Social inequalities exist, Malays are in the majority not well educated, are selling noodles at bus stations, but their lifestyle has become better, they live better and they can aspire better and they can go abroad to study and they do come back ( Indians and Chinese students tend not to come back)
The ending is a peaceful one. A peaceful country, slightly absurd claims and self importance. At the Davos meeting in January 2008, India and China was worried about the decline in the economic hegemony of USA but the Prime Minister of Malaysia boldly states that they are not dependent on US economy any longer, a rather naïve statement from a politician but it suits the malay to hear that they have done well and now they are free of any foreign economic influences for their good life.
When you think about it, life in Malaysia is more peaceful, less violent than: Indonesia, Philippines and Thailand and more interesting than in Singapore, and it is more equitable than in Cambodia and Vietnam and perhaps even less corrupt than these countries.

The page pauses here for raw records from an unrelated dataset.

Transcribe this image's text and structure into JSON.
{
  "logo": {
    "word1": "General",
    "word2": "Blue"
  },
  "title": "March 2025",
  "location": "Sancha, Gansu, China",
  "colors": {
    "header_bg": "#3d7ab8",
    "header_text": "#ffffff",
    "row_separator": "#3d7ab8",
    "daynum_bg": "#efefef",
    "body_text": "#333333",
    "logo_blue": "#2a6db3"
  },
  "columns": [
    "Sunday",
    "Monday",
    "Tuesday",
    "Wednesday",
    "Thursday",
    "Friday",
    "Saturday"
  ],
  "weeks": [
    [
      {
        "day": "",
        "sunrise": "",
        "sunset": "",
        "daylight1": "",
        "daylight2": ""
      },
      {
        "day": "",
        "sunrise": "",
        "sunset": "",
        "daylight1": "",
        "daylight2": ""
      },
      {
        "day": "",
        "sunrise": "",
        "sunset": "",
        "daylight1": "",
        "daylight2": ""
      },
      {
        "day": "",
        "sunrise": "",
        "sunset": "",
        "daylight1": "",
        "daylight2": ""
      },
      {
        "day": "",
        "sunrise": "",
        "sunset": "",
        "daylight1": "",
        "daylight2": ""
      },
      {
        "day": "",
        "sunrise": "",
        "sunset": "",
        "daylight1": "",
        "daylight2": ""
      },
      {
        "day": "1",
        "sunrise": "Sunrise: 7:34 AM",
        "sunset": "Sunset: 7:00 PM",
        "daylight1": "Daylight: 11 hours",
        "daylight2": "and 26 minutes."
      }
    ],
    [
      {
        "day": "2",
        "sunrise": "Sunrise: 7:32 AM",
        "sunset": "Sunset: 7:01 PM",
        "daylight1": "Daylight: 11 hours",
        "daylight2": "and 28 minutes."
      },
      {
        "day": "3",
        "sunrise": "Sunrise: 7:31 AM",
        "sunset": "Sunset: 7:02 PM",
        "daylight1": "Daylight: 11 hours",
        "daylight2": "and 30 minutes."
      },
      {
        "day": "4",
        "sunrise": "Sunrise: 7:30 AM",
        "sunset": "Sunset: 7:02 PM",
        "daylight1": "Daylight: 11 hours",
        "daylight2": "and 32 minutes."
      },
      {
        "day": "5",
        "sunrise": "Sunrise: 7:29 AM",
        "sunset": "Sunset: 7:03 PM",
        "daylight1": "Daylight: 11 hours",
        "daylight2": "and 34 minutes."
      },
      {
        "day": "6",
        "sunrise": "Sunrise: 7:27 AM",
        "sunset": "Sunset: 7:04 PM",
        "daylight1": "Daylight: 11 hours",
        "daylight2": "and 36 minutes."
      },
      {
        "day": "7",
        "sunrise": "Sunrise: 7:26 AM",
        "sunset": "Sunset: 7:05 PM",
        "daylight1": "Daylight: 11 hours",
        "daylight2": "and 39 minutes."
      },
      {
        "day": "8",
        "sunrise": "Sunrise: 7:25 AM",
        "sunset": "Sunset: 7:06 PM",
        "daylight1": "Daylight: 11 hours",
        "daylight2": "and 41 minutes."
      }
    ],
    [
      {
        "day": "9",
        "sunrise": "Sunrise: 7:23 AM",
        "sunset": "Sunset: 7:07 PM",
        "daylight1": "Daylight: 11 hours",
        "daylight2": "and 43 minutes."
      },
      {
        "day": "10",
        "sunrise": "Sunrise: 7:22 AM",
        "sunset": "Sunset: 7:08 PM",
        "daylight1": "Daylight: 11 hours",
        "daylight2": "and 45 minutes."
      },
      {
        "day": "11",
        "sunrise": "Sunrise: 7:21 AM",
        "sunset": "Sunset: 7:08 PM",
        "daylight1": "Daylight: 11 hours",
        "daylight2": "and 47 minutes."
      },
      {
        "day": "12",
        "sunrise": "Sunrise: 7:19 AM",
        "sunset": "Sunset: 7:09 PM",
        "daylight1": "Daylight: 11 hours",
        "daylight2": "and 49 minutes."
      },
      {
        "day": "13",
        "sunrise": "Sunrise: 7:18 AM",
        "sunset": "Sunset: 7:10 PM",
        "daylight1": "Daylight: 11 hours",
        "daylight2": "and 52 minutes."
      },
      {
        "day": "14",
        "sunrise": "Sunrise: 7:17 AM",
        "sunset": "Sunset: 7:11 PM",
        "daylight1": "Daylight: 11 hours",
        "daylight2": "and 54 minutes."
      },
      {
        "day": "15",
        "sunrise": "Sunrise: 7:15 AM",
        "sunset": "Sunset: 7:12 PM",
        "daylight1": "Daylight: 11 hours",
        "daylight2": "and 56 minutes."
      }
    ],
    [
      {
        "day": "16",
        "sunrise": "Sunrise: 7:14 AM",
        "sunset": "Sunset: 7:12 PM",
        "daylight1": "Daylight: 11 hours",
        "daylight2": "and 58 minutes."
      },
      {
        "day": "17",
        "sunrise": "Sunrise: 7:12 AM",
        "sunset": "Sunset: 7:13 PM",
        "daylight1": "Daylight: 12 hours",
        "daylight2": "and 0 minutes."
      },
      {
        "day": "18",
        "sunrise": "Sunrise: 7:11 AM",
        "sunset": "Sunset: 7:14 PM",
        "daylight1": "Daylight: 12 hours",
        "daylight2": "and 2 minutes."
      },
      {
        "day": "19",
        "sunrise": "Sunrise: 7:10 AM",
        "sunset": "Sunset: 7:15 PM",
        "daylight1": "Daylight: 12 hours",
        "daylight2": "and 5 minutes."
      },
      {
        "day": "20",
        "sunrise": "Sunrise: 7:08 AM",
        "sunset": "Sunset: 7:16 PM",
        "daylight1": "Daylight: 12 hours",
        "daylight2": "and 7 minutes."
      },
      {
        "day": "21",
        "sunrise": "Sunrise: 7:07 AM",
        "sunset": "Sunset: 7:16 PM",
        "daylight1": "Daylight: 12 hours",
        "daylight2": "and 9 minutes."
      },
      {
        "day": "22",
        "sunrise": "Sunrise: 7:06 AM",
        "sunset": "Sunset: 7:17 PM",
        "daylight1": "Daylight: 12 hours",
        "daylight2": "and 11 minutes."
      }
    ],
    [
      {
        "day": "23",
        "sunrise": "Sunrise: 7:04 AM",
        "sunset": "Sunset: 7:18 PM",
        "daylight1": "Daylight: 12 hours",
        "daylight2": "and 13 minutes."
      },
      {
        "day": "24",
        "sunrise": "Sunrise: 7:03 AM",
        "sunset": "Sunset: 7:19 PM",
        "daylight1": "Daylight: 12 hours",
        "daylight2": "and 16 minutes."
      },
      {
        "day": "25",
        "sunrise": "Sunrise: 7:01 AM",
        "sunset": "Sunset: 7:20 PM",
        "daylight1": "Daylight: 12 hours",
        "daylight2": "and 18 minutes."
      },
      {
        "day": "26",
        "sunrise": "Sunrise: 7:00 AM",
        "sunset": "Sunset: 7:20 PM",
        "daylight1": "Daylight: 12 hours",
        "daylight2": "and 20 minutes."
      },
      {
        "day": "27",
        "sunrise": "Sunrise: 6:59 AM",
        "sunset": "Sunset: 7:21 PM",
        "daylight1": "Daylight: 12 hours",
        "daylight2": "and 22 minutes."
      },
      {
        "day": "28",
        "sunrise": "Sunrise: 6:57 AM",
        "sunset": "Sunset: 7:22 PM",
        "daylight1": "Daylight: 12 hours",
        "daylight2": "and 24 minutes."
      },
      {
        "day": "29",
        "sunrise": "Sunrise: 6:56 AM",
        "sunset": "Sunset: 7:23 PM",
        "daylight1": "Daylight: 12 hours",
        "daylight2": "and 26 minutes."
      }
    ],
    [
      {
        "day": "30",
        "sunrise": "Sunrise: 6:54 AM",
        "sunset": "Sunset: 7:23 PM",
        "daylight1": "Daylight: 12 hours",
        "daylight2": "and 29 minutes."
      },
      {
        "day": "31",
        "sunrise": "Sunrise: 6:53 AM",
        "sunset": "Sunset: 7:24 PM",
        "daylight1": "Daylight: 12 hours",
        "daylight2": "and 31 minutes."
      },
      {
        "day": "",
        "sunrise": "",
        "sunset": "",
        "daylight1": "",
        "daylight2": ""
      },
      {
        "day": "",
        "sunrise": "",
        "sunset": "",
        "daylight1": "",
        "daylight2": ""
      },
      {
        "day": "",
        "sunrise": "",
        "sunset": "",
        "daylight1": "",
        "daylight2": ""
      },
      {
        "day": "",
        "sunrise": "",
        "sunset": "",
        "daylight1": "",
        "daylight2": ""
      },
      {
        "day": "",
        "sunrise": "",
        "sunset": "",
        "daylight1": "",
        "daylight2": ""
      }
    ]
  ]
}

This discussion in Siem Reap about Malaysia with my new friend from KL. Felt very good after the conversation, felt that someone had given me a gift to remove some conflicts whatever their origins in my mind.
As if the Indra with thunderbolt in his right band depicted at the gates of Bantey Srei temples in Angkor, something suddenly hit me, strongly, I felt a cloud of apprehension about Malaysia had lifted off my mind.
After this trip to Asia, I feel much more Whole than before. Some dark patches, mainly Brunei and Malaysia has been cleaned and now they shine. I have not changed. My heart is Parisian, My soul is Cuban. My passport is Australian. I am a Jew loyal to Israel. I am a medical anthropologist.
Someone asked, what is medical anthropologist. For those interested, this is my reply:
Medical Anthropology is a mode of interpreting and analyzing, to assist social scientists and epidemiologists/medical doctors to focus “the diverted gaze of medicine to the body”, of anthropology to the rituals and symbolism, on Structural violence in societies, especially among those who are marginalized in those societies, to understand oppression and suffering in open or closed societies as a source of violence, and expressed as diseases in the body.
Travelling is definitely a part of this attempt to analyze, assist, the wider perspective than just the simple, selfish perspective of living or surviving, sobrevivir like we say in Cuba.
I am interested in Living and not Just surviving.. perhaps it is the luxury of our times.
Good night to all of us, as I write this sitting on a wooden cot, brought here by the hospitable Brahmin friend of mine from madras who met my incoming flight from Cambodia (via Kl, JHB and SIN) A little hungry, close to midnight, but no one had died just because they missed a meal, many meals missed would damage but one, in no way. I am sure my Brahmin friend will take me to a nice vegetarian restaurant with smiling Tamoul waiters tomorrow morning (which he did)
I complete this missive on 30 January surrounded by my new books from Premier Bookstore in Bangalore, at home in Paris.
I am content for more than one reason.
This trip, unstructured at the beginning, had been very meaningful.